I do not agree. I do not have the time to elaborate further.

————

> I get where you're coming from here, but it's kind of silly. And the question becomes where do you draw the line? Is a meta-analysis of a large group of studies each of which has been supported at least in part by funding from a pharmaceutical company guilty by association? That aside, the structure of research funding with regards to pharmaceuticals (at least in the US so far as I'm aware) makes the likelihood of conducting any long term, large scale study without receiving any funding from a pharmaceutical company vanishingly small. There have certainly been issues with studies funded and conducted by those companies, but that doesn't mean that all studies funded by them are instantly invalid. Nor does it mean that it's impossible to conduct a study that has received their funding without compromising its integrity. It is entirely possible to take sufficient measures to isolate those companies from the actual process and analysis of the research.

Again, I do not agree. These are matters of values, and no arguments can be made for what we innately value. I draw a nuanced line based on my values, that I have tried to express here; but making it finer and finer will serve no purpose but as fuel for disagreement — because it is wholly subjective.

Possibility is not actuality. Most researchers are not a Platonic ideal: perfectly noble and virtuous and vigilant. They are real people: lazy, prone to error, requiring money to survive, self-interest at the very forefront.

I will not call your viewpoint naive, but it’s something that can only be formed when one’s exposure to this field is limited to papers and doctor’s visits.

> Why that number? And why that number in two very different contexts? Regardless, statins have been show in numerous studies to be highly effective.

Because 2% ARR is the highest change I’ve seen in any statin experiment — in either context.

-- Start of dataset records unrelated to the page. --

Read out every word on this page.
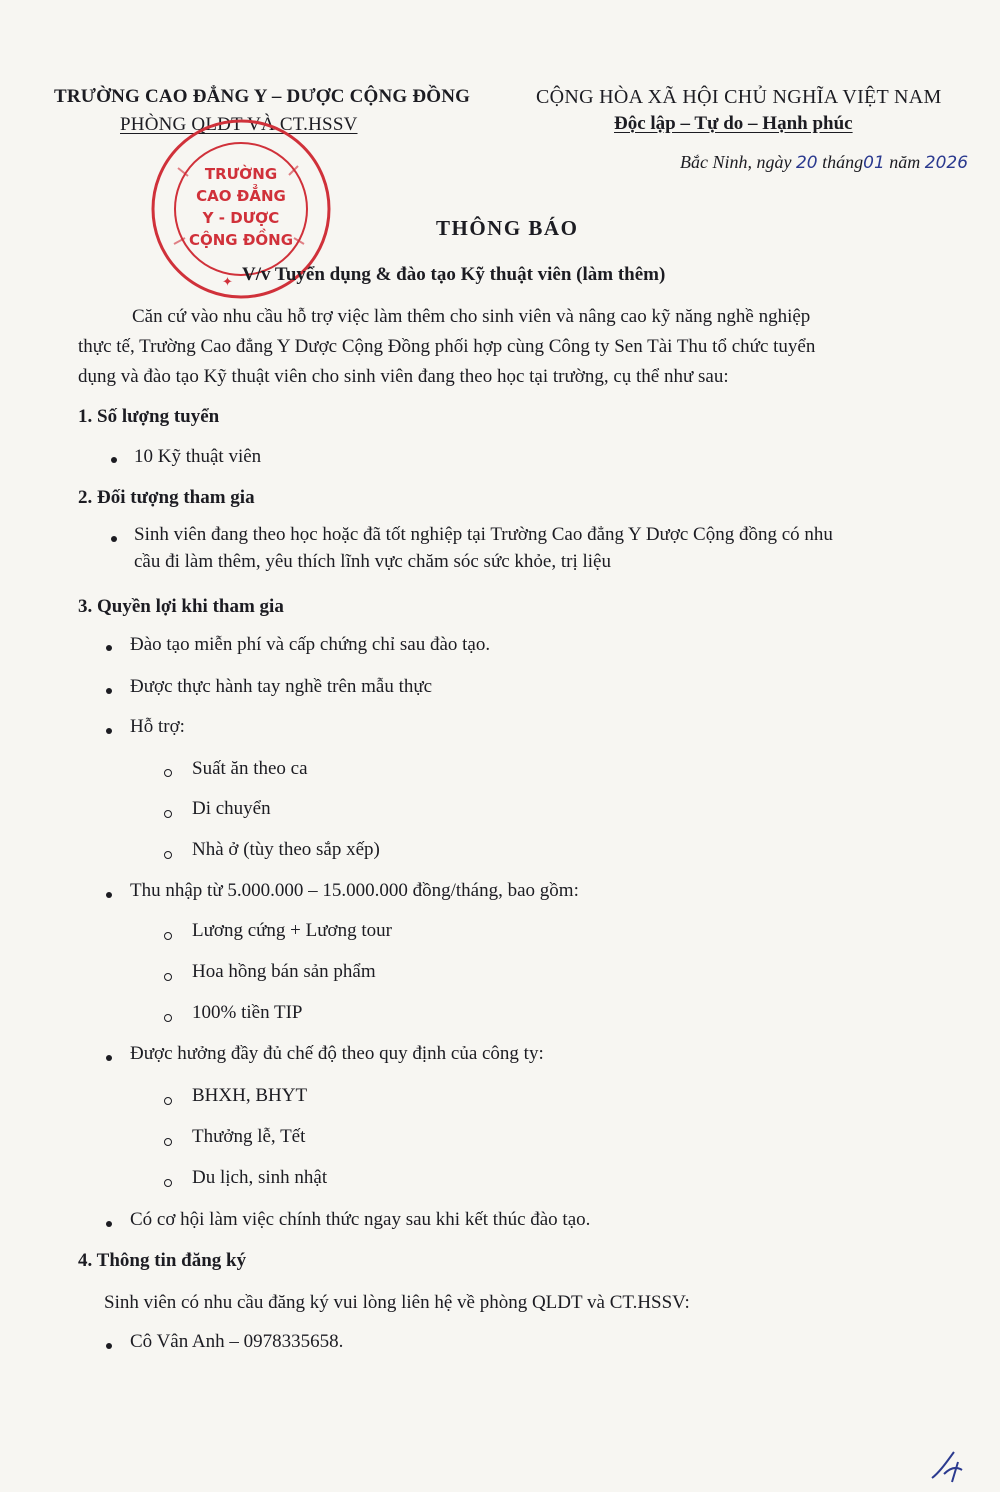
TRƯỜNG CAO ĐẲNG Y – DƯỢC CỘNG ĐỒNG
PHÒNG QLĐT VÀ CT.HSSV
CỘNG HÒA XÃ HỘI CHỦ NGHĨA VIỆT NAM
Độc lập – Tự do – Hạnh phúc
Bắc Ninh, ngày 20 tháng01 năm 2026
✦
TRƯỜNG
CAO ĐẲNG
Y - DƯỢC
CỘNG ĐỒNG	THÔNG BÁO
V/v Tuyển dụng & đào tạo Kỹ thuật viên (làm thêm)
Căn cứ vào nhu cầu hỗ trợ việc làm thêm cho sinh viên và nâng cao kỹ năng nghề nghiệp
thực tế, Trường Cao đẳng Y Dược Cộng Đồng phối hợp cùng Công ty Sen Tài Thu tổ chức tuyển
dụng và đào tạo Kỹ thuật viên cho sinh viên đang theo học tại trường, cụ thể như sau:
1. Số lượng tuyển
10 Kỹ thuật viên
2. Đối tượng tham gia
Sinh viên đang theo học hoặc đã tốt nghiệp tại Trường Cao đẳng Y Dược Cộng đồng có nhu
cầu đi làm thêm, yêu thích lĩnh vực chăm sóc sức khỏe, trị liệu
3. Quyền lợi khi tham gia
Đào tạo miễn phí và cấp chứng chỉ sau đào tạo.
Được thực hành tay nghề trên mẫu thực
Hỗ trợ:
Suất ăn theo ca
Di chuyển
Nhà ở (tùy theo sắp xếp)
Thu nhập từ 5.000.000 – 15.000.000 đồng/tháng, bao gồm:
Lương cứng + Lương tour
Hoa hồng bán sản phẩm
100% tiền TIP
Được hưởng đầy đủ chế độ theo quy định của công ty:
BHXH, BHYT
Thưởng lễ, Tết
Du lịch, sinh nhật
Có cơ hội làm việc chính thức ngay sau khi kết thúc đào tạo.
4. Thông tin đăng ký
Sinh viên có nhu cầu đăng ký vui lòng liên hệ về phòng QLDT và CT.HSSV:
Cô Vân Anh – 0978335658.
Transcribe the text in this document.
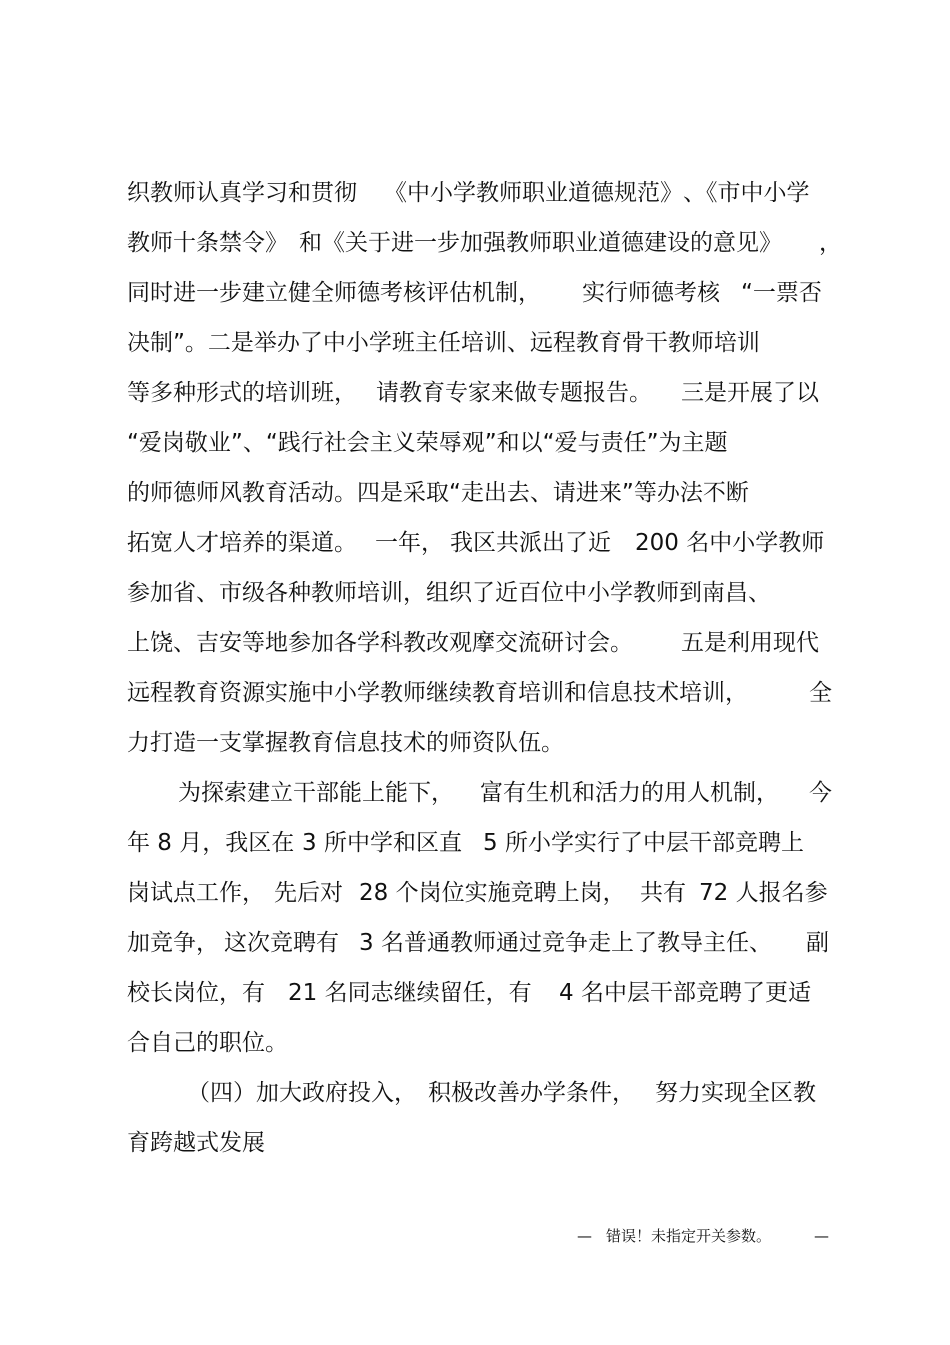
织教师认真学习和贯彻 《中小学教师职业道德规范》 、《市中小学
教师十条禁令》 和《关于进一步加强教师职业道德建设的意见》 ，
同时进一步建立健全师德考核评估机制， 实行师德考核 “一票否
决制”。二是举办了中小学班主任培训、远程教育骨干教师培训
等多种形式的培训班， 请教育专家来做专题报告。 三是开展了以
“爱岗敬业”、“践行社会主义荣辱观”和以“爱与责任”为主题
的师德师风教育活动。四是采取“走出去、请进来”等办法不断
拓宽人才培养的渠道。 一年， 我区共派出了近 200 名中小学教师
参加省、市级各种教师培训，组织了近百位中小学教师到南昌、
上饶、吉安等地参加各学科教改观摩交流研讨会。 五是利用现代
远程教育资源实施中小学教师继续教育培训和信息技术培训，	全
力打造一支掌握教育信息技术的师资队伍。
为探索建立干部能上能下， 富有生机和活力的用人机制， 今
年 8 月，我区在 3 所中学和区直 5 所小学实行了中层干部竞聘上
岗试点工作， 先后对 28 个岗位实施竞聘上岗， 共有 72 人报名参
加竞争， 这次竞聘有 3 名普通教师通过竞争走上了教导主任、 副
校长岗位，有 21 名同志继续留任，有 4 名中层干部竞聘了更适
合自己的职位。
（四）加大政府投入， 积极改善办学条件， 努力实现全区教
育跨越式发展
— 错误！未指定开关参数。	—
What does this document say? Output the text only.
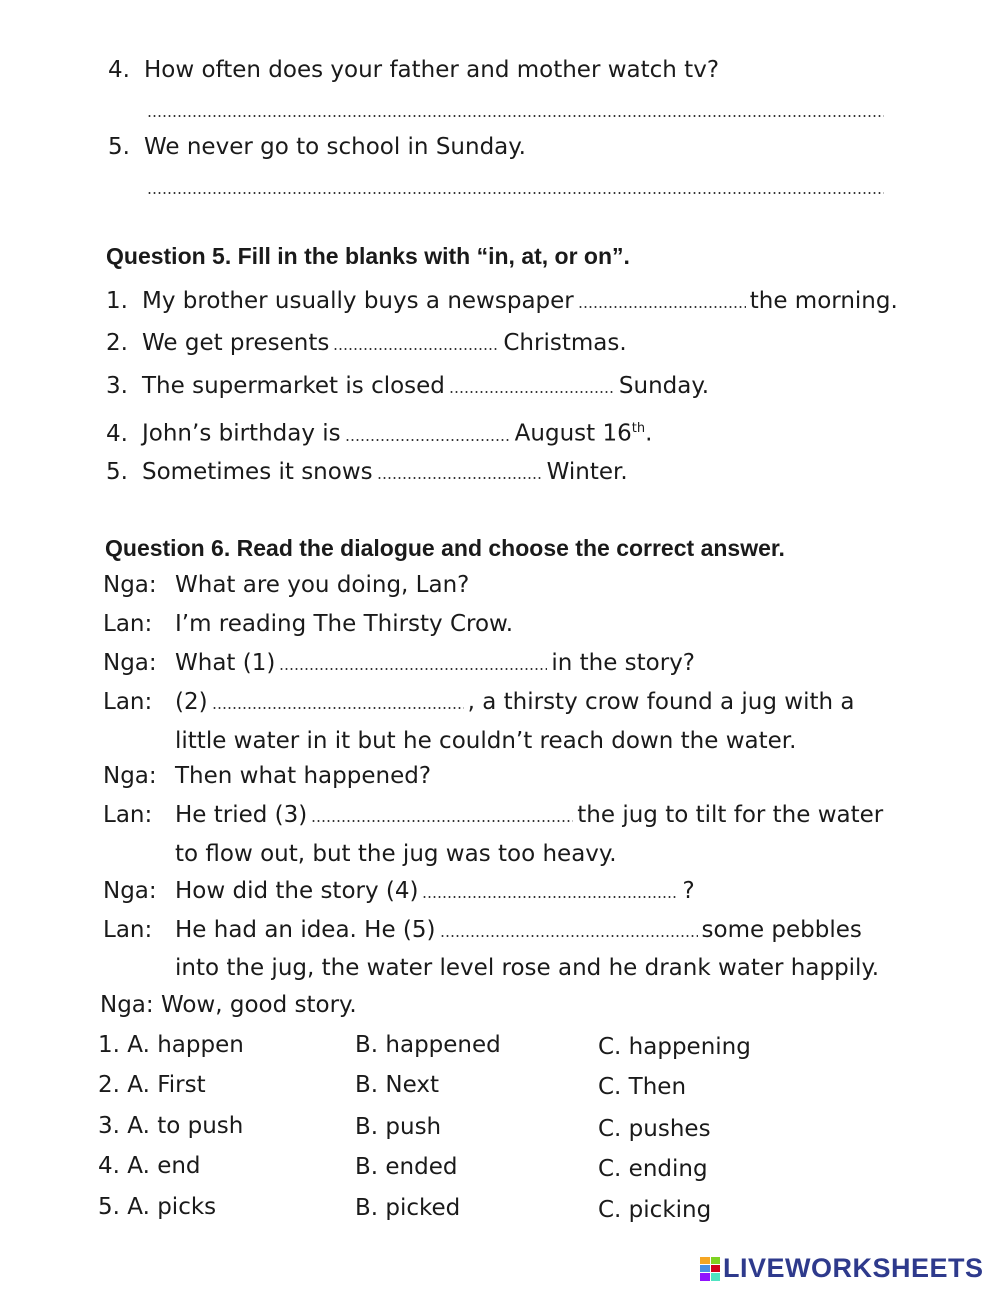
4. How often does your father and mother watch tv?
5. We never go to school in Sunday.
Question 5. Fill in the blanks with “in, at, or on”.
1. My brother usually buys a newspaper	the morning.
2. We get presents	Christmas.
3. The supermarket is closed	Sunday.
4. John’s birthday is	August 16th.
5. Sometimes it snows	Winter.
Question 6. Read the dialogue and choose the correct answer.
Nga: What are you doing, Lan?
Lan: I’m reading The Thirsty Crow.
Nga: What (1)	in the story?
Lan: (2)	, a thirsty crow found a jug with a
little water in it but he couldn’t reach down the water.
Nga: Then what happened?
Lan: He tried (3)	the jug to tilt for the water
to flow out, but the jug was too heavy.
Nga: How did the story (4)	?
Lan: He had an idea. He (5)	some pebbles
into the jug, the water level rose and he drank water happily.
Nga: Wow, good story.
1. A. happen	B. happened	C. happening
2. A. First	B. Next	C. Then
3. A. to push	B. push	C. pushes
4. A. end	B. ended	C. ending
5. A. picks	B. picked	C. picking
LIVEWORKSHEETS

I do not consider one out of every fifty people being saved by a statin significant, or my definition of “highly effective.”

> It appears that the evidence in support of the use of statins is quite overwhelming.

My patience for reiterating this point is gone: relative changes are not absolute changes.

A starting risk profile of 2.25%, reduced to 1.25%, will have been reduced an absolute 1%, but a relative 44%.

This is why you read the methodology, and not the authors’ interpretation of their own data.